Four Voices in Three Voices
for
piano solo

by
Robert Morris

Program Notes

I composed Four Voices in Three Voices in the fall of 1984, while on a sabbatical leave from the Eastman School of Music. I had been practicing a few of the late Intermezzi of Brahms, appreciating their modest scope and pianistic demands while emersing myself in their deep and complex musical sensibility. About the same time, I had found a solution to a minor structural problem that had inhibited certain compositional possibilities in my music, and I wanted to implement the solution in a short piece of music. The result was the third movement of this four movement piano piece. the compositional realization led quickly to other passages of music which I used in the other three movements.

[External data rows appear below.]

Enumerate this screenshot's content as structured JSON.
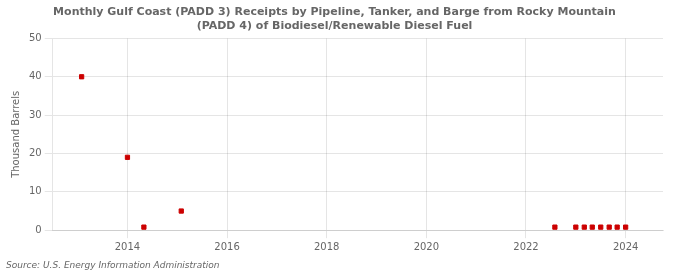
{
  "chart_data": {
    "type": "scatter",
    "title": "Monthly Gulf Coast (PADD 3) Receipts by Pipeline, Tanker, and Barge from Rocky Mountain\n(PADD 4) of Biodiesel/Renewable Diesel Fuel",
    "ylabel": "Thousand Barrels",
    "source": "Source: U.S. Energy Information Administration",
    "x": [
      2013.08,
      2014.0,
      2014.33,
      2015.08,
      2022.58,
      2023.0,
      2023.17,
      2023.33,
      2023.5,
      2023.67,
      2023.83,
      2024.0
    ],
    "values": [
      40,
      19,
      0.8,
      5,
      0.8,
      0.8,
      0.8,
      0.8,
      0.8,
      0.8,
      0.8,
      0.8
    ],
    "color": "#cc0000",
    "marker": "square",
    "xlim": [
      2012.5,
      2024.75
    ],
    "ylim": [
      0,
      50
    ],
    "xticks": [
      2014,
      2016,
      2018,
      2020,
      2022,
      2024
    ],
    "yticks": [
      0,
      10,
      20,
      30,
      40,
      50
    ],
    "grid": true
  }
}
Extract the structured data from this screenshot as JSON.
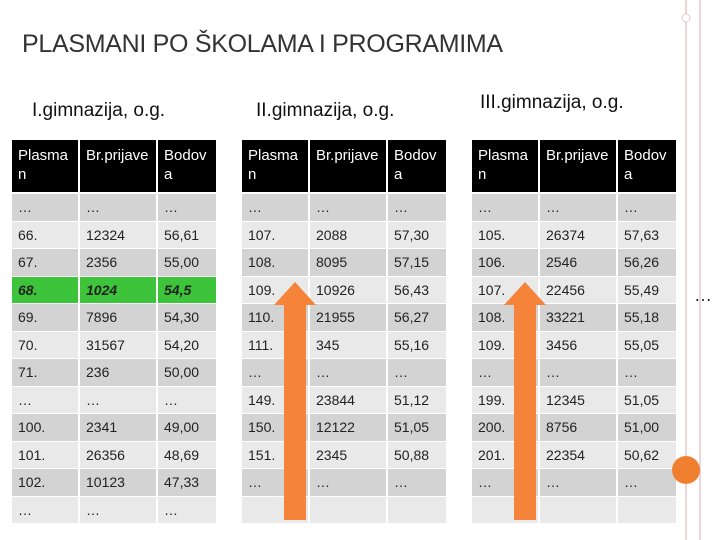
{
  "title": "PLASMANI PO ŠKOLAMA I PROGRAMIMA",
  "side_note": "…",
  "tables": [
    {
      "subtitle": "I.gimnazija, o.g.",
      "columns": [
        "Plasman",
        "Br.prijave",
        "Bodova"
      ],
      "highlight_row": 3,
      "rows": [
        [
          "…",
          "…",
          "…"
        ],
        [
          "66.",
          "12324",
          "56,61"
        ],
        [
          "67.",
          "2356",
          "55,00"
        ],
        [
          "68.",
          "1024",
          "54,5"
        ],
        [
          "69.",
          "7896",
          "54,30"
        ],
        [
          "70.",
          "31567",
          "54,20"
        ],
        [
          "71.",
          "236",
          "50,00"
        ],
        [
          "…",
          "…",
          "…"
        ],
        [
          "100.",
          "2341",
          "49,00"
        ],
        [
          "101.",
          "26356",
          "48,69"
        ],
        [
          "102.",
          "10123",
          "47,33"
        ],
        [
          "…",
          "…",
          "…"
        ]
      ]
    },
    {
      "subtitle": "II.gimnazija, o.g.",
      "columns": [
        "Plasman",
        "Br.prijave",
        "Bodova"
      ],
      "rows": [
        [
          "…",
          "…",
          "…"
        ],
        [
          "107.",
          "2088",
          "57,30"
        ],
        [
          "108.",
          "8095",
          "57,15"
        ],
        [
          "109.",
          "10926",
          "56,43"
        ],
        [
          "110.",
          "21955",
          "56,27"
        ],
        [
          "111.",
          "345",
          "55,16"
        ],
        [
          "…",
          "…",
          "…"
        ],
        [
          "149.",
          "23844",
          "51,12"
        ],
        [
          "150.",
          "12122",
          "51,05"
        ],
        [
          "151.",
          "2345",
          "50,88"
        ],
        [
          "…",
          "…",
          "…"
        ]
      ]
    },
    {
      "subtitle": "III.gimnazija, o.g.",
      "columns": [
        "Plasman",
        "Br.prijave",
        "Bodova"
      ],
      "rows": [
        [
          "…",
          "…",
          "…"
        ],
        [
          "105.",
          "26374",
          "57,63"
        ],
        [
          "106.",
          "2546",
          "56,26"
        ],
        [
          "107.",
          "22456",
          "55,49"
        ],
        [
          "108.",
          "33221",
          "55,18"
        ],
        [
          "109.",
          "3456",
          "55,05"
        ],
        [
          "…",
          "…",
          "…"
        ],
        [
          "199.",
          "12345",
          "51,05"
        ],
        [
          "200.",
          "8756",
          "51,00"
        ],
        [
          "201.",
          "22354",
          "50,62"
        ],
        [
          "…",
          "…",
          "…"
        ]
      ]
    }
  ]
}
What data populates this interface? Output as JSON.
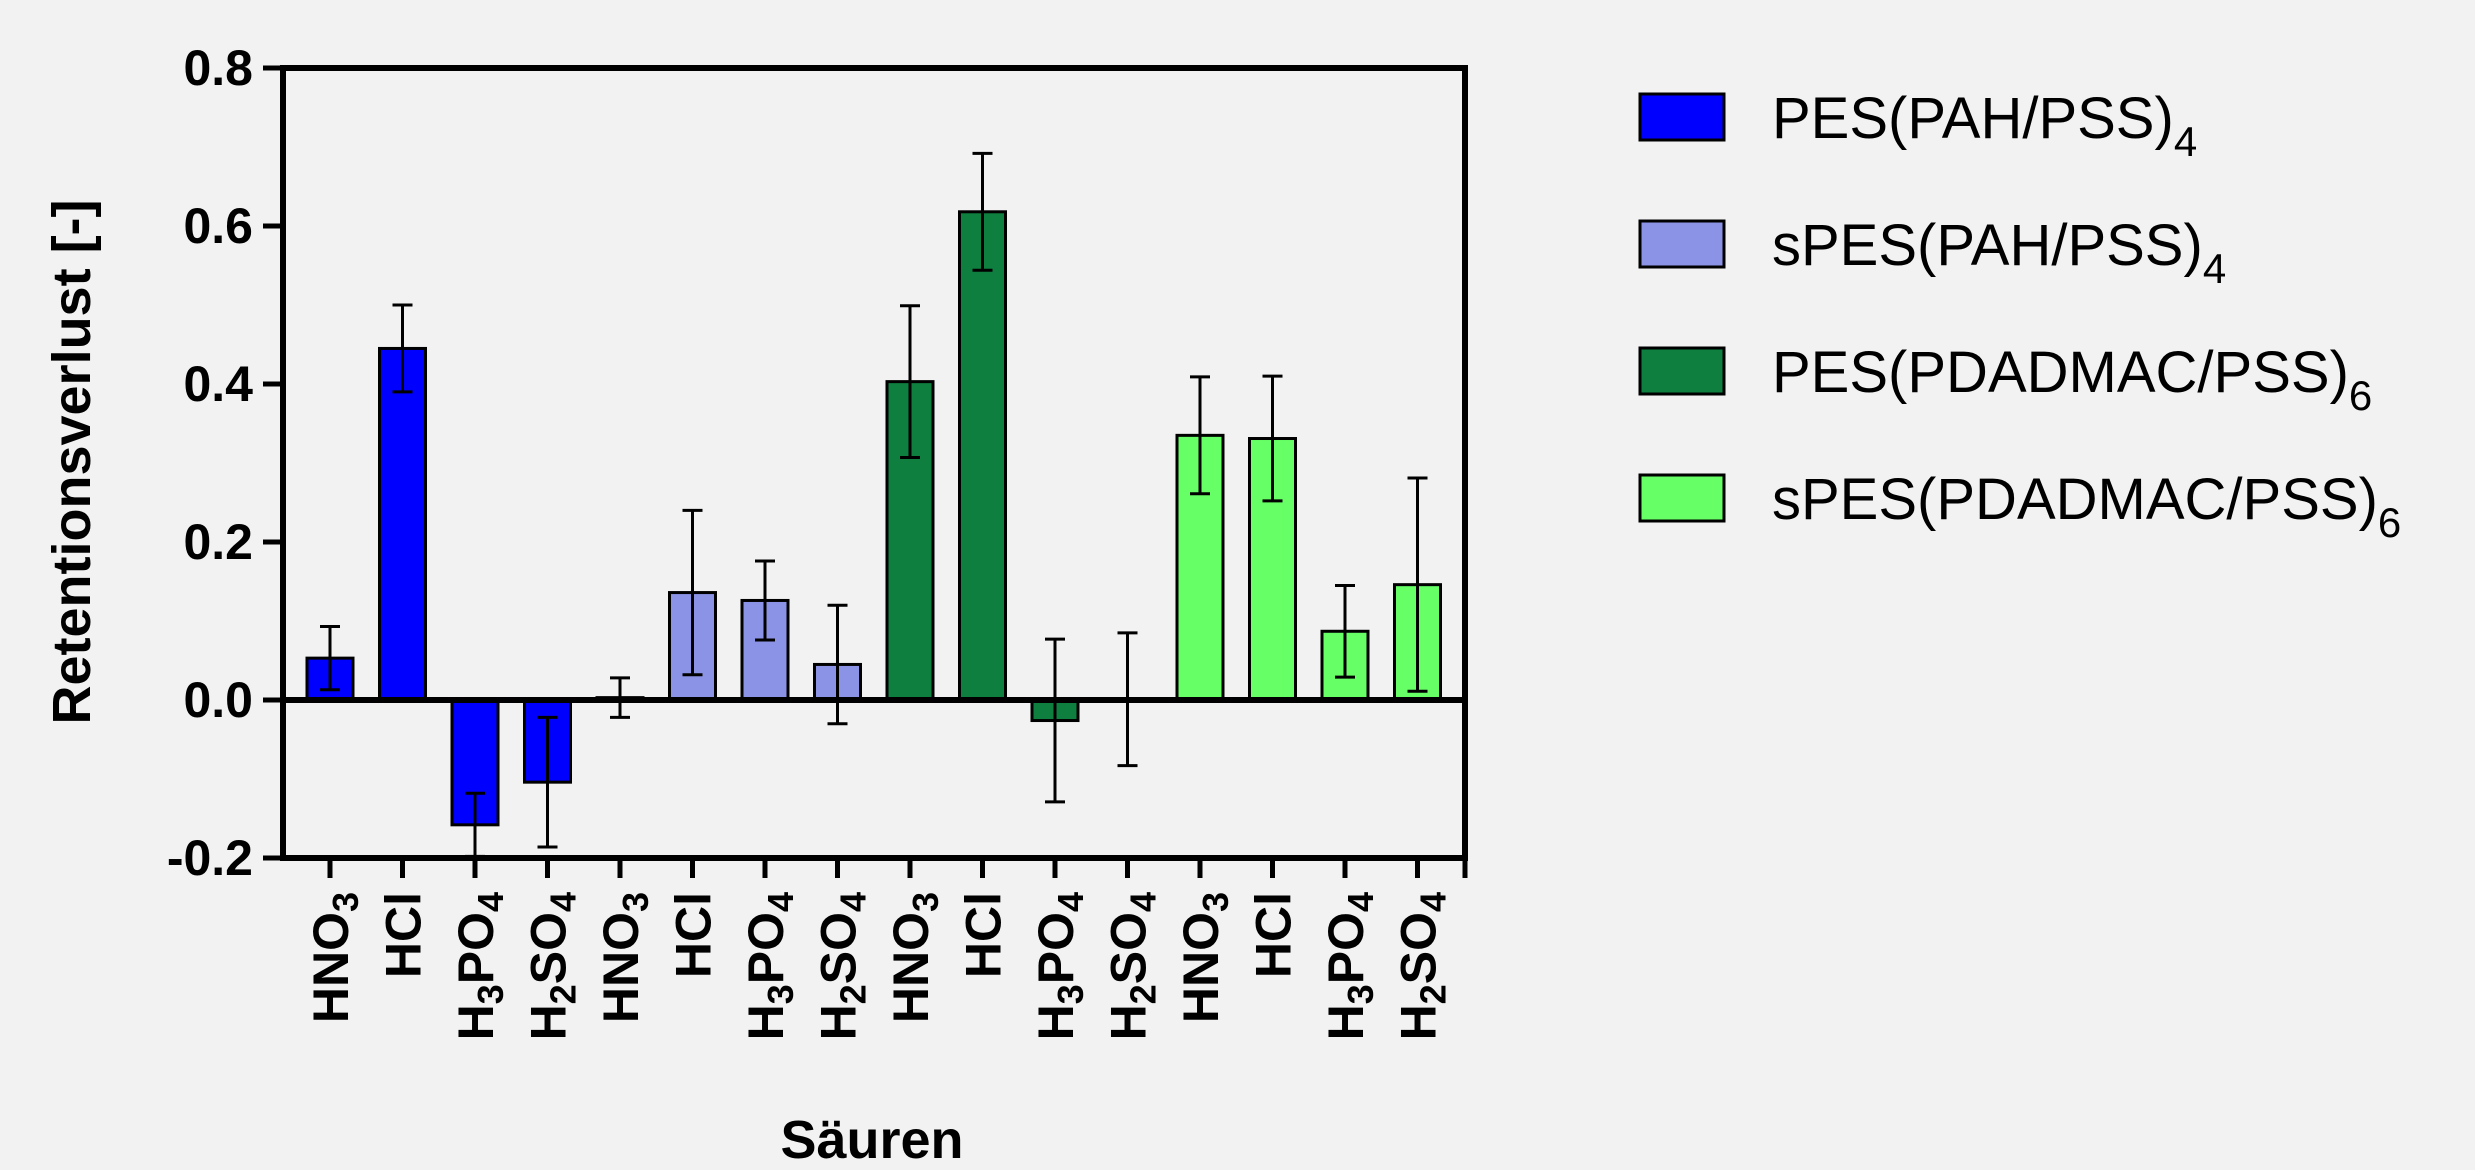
{
  "chart_data": {
    "type": "bar",
    "xlabel": "Säuren",
    "ylabel": "Retentionsverlust [-]",
    "ylim": [
      -0.2,
      0.8
    ],
    "yticks": [
      "0.8",
      "0.6",
      "0.4",
      "0.2",
      "0.0",
      "-0.2"
    ],
    "ytick_values": [
      0.8,
      0.6,
      0.4,
      0.2,
      0.0,
      -0.2
    ],
    "grid": false,
    "legend_position": "right",
    "categories": [
      {
        "base": "HNO",
        "sub1": "3",
        "mid": "",
        "sub2": ""
      },
      {
        "base": "HCl",
        "sub1": "",
        "mid": "",
        "sub2": ""
      },
      {
        "base": "H",
        "sub1": "3",
        "mid": "PO",
        "sub2": "4"
      },
      {
        "base": "H",
        "sub1": "2",
        "mid": "SO",
        "sub2": "4"
      }
    ],
    "series": [
      {
        "name": "PES(PAH/PSS)",
        "name_sub": "4",
        "color": "#0000ff",
        "values": [
          0.053,
          0.445,
          -0.158,
          -0.104
        ],
        "errors": [
          0.04,
          0.055,
          0.04,
          0.082
        ]
      },
      {
        "name": "sPES(PAH/PSS)",
        "name_sub": "4",
        "color": "#8b93e6",
        "values": [
          0.003,
          0.136,
          0.126,
          0.045
        ],
        "errors": [
          0.025,
          0.104,
          0.05,
          0.075
        ]
      },
      {
        "name": "PES(PDADMAC/PSS)",
        "name_sub": "6",
        "color": "#0e7f3f",
        "values": [
          0.403,
          0.618,
          -0.026,
          0.001
        ],
        "errors": [
          0.096,
          0.074,
          0.103,
          0.084
        ]
      },
      {
        "name": "sPES(PDADMAC/PSS)",
        "name_sub": "6",
        "color": "#66ff66",
        "values": [
          0.335,
          0.331,
          0.087,
          0.146
        ],
        "errors": [
          0.074,
          0.079,
          0.058,
          0.135
        ]
      }
    ]
  }
}
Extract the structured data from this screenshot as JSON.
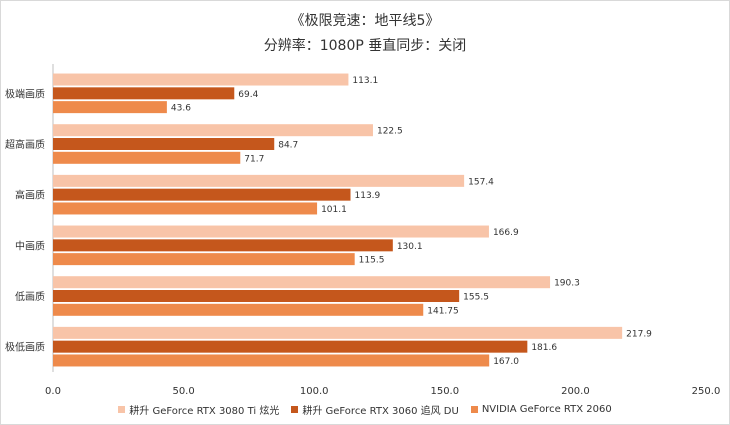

In fact, each of the four pieces are actually variations of each other, but this is not obvious; I sought to make each piece in the set have its own musical personality or voice, something I admire in Brahms' music. The progression, but not the style, of the four was designed to project the overall affective disposition of early nineteenth-century sonata; the first movement is stern and formal; the second, a jazz-like scherzo; the third, a lyrical adagio; and the fourth, a bright, quick-spirited finale. The listener will probably notice the frequent use of major and minor triads in the music. While this certainly conjures up the sound of older music, the harmonic language in my piece is actually based on a six-note chord which, while non-tonal in itself, is highly related to typical progressions in tonal music.

The three voices of the title are the contrapuntal voices of the solution to my compositional problem; but these voices are often split into more than three strands producing a fuller, even Romantic, piano sonority. Only in the third movement are the voices clear as such--in the highest, lowest and middle ranges of the piano.